Now I think back and wonder why I was in such a rush. Things were a million times harder once she was born, and the truth of the matter is that, even once Lilah was on the outside, my body still wasn't my own. I was still her sole source of sustenance, and she spent most of those first couple months attached to me anyway - just at nip level rather than belly button level. And having her attached to the outside of me didn't make things any cooler during the second heatwave that hit when she was three weeks old.
If I could go back and relive it, knowing what I know now, I wouldn't stress about the bonus ten days Lilah spent on the inside. I'd enjoy the "me time," read a ton of books and trashy magazines, sleep in till 11 am, and spend entire days at the spa.
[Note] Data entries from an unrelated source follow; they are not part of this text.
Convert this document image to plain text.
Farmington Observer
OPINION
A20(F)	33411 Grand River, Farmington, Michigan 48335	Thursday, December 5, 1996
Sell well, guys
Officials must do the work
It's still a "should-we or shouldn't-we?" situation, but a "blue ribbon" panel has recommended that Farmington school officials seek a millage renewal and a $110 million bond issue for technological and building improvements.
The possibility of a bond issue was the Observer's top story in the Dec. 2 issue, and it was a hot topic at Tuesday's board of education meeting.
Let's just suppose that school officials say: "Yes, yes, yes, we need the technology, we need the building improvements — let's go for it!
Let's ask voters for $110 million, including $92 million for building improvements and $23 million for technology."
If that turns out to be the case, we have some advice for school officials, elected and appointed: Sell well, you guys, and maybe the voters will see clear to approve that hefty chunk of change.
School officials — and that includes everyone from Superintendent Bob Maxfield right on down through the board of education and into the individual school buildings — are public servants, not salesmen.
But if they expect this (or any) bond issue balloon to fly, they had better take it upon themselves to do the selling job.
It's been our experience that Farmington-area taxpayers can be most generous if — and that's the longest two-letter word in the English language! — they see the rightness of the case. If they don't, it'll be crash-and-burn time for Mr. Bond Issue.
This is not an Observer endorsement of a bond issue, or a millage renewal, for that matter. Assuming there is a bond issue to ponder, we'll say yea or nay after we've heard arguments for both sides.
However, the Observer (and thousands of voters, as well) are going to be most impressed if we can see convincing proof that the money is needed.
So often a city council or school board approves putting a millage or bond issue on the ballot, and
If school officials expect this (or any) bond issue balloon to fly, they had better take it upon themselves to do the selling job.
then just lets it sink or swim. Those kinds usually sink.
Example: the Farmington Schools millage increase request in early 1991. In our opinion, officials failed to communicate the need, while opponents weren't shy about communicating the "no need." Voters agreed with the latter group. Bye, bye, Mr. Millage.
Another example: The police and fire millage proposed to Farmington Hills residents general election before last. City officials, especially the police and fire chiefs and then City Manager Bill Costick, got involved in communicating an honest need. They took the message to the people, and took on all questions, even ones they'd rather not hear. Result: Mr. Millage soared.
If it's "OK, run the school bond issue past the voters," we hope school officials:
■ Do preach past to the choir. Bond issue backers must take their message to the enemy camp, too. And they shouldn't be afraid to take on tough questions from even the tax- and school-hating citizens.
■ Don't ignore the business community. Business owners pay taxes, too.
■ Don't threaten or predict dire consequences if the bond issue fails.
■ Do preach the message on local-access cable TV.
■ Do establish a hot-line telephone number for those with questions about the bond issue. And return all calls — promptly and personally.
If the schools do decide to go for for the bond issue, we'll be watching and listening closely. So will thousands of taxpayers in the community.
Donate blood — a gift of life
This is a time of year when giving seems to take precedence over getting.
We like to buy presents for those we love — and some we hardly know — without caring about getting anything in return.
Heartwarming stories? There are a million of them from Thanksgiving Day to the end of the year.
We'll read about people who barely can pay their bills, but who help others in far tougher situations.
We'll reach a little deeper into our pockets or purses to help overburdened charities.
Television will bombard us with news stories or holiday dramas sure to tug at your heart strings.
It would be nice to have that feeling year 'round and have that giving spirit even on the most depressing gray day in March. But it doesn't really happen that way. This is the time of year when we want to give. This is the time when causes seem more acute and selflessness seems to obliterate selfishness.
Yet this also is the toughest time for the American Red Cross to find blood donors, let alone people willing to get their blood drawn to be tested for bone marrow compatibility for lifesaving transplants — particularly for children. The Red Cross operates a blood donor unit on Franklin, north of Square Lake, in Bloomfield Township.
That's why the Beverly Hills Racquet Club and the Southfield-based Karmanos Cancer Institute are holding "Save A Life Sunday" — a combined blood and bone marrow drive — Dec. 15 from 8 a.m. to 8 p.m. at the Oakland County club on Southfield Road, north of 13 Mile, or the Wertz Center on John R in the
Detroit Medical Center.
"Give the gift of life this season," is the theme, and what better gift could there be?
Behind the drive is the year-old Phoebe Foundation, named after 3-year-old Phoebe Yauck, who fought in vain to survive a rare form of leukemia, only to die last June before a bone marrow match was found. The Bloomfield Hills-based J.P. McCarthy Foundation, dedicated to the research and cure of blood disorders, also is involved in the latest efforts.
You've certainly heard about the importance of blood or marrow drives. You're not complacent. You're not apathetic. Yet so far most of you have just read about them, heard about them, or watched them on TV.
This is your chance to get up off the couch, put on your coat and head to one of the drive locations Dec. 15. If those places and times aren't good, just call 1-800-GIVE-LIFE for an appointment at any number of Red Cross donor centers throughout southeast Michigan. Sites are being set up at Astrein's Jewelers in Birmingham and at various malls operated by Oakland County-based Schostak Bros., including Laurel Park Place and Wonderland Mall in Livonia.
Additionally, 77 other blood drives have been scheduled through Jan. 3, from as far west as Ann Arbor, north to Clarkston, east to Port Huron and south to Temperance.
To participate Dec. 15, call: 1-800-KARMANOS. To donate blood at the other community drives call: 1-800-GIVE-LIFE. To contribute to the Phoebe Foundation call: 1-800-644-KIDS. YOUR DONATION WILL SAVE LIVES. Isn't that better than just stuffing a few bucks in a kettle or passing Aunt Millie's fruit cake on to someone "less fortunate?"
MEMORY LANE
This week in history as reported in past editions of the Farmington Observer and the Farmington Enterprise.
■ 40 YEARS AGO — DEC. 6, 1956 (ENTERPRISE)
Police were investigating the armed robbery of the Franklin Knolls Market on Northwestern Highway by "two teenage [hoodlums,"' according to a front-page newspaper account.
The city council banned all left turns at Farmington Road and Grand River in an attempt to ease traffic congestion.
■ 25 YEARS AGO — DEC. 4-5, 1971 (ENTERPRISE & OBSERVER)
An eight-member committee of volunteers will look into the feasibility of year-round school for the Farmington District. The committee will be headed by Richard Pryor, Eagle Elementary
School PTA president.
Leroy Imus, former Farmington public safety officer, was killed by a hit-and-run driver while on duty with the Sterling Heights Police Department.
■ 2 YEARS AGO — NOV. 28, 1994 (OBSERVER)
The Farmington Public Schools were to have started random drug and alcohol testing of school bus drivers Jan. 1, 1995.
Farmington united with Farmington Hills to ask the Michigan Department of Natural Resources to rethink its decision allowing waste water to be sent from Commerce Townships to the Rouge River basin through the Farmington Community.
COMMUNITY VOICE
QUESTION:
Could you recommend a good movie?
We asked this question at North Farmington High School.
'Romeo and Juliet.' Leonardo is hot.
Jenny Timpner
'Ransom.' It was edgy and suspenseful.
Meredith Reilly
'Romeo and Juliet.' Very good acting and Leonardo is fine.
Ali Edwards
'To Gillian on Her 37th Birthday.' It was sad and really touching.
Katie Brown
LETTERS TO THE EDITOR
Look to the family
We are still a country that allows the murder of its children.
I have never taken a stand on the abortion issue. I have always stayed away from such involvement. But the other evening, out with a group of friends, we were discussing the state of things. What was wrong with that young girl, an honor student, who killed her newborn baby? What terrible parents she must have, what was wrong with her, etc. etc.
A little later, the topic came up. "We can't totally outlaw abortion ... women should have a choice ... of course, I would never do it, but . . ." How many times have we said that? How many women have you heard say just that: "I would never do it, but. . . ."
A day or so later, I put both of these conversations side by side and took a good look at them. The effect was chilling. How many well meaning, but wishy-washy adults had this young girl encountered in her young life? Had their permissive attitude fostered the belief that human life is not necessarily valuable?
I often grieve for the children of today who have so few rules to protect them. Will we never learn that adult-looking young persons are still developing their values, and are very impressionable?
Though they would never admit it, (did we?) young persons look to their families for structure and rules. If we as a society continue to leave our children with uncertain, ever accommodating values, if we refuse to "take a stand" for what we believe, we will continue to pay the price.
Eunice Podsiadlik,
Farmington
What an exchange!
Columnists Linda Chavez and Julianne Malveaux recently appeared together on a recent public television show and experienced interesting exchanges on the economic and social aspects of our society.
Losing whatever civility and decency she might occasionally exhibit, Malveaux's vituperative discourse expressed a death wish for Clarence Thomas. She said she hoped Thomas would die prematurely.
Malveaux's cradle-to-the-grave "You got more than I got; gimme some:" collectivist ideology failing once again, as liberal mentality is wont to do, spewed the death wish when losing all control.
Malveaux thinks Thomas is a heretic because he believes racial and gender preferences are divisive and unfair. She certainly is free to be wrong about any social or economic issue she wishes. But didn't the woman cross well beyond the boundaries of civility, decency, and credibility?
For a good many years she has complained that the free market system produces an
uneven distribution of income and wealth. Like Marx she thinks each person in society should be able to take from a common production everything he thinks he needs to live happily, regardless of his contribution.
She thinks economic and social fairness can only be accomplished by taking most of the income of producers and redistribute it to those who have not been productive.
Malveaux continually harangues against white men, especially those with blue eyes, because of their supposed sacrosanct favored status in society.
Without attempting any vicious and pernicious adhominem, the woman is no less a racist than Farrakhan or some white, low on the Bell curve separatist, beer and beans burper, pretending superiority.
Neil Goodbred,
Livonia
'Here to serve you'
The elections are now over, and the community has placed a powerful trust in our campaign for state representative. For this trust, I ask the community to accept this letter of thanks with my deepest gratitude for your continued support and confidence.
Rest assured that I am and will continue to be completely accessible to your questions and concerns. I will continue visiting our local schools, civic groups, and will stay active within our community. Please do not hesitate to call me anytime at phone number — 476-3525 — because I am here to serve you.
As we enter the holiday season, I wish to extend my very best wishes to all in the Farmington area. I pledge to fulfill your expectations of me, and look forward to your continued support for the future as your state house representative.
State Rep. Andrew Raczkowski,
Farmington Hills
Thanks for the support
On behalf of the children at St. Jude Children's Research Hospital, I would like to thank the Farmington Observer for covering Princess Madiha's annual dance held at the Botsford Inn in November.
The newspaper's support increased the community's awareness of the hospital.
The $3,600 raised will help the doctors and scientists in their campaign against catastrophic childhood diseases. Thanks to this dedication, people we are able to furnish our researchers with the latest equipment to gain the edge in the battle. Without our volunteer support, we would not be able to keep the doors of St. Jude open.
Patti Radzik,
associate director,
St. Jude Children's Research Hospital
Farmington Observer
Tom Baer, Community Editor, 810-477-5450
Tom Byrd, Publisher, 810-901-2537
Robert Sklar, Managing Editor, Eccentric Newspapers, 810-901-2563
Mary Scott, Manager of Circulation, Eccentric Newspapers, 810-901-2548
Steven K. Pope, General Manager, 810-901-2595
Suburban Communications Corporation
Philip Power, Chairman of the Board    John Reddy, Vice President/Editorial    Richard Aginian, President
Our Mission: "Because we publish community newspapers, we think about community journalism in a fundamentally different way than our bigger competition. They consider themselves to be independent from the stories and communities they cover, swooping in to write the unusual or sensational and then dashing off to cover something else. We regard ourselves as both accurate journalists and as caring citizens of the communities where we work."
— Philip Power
I am not a patient person by nature, but Lilah's helping me work on that. Today marks the first anniversary of our very first lesson in patience, and apparently I'm being tested on what I have learned. (Molars, growth spurt, just plain tired, or all of the above - who knows?)
One year ago today, I was a sweaty, hormonal, moody, sobbing mess. (Okay, well, some things never change, but at least today I'm not the one sobbing.)
If anyone has any secrets about how to achieve a Zen state in the face of impatience and frustration, I'd love to hear 'em!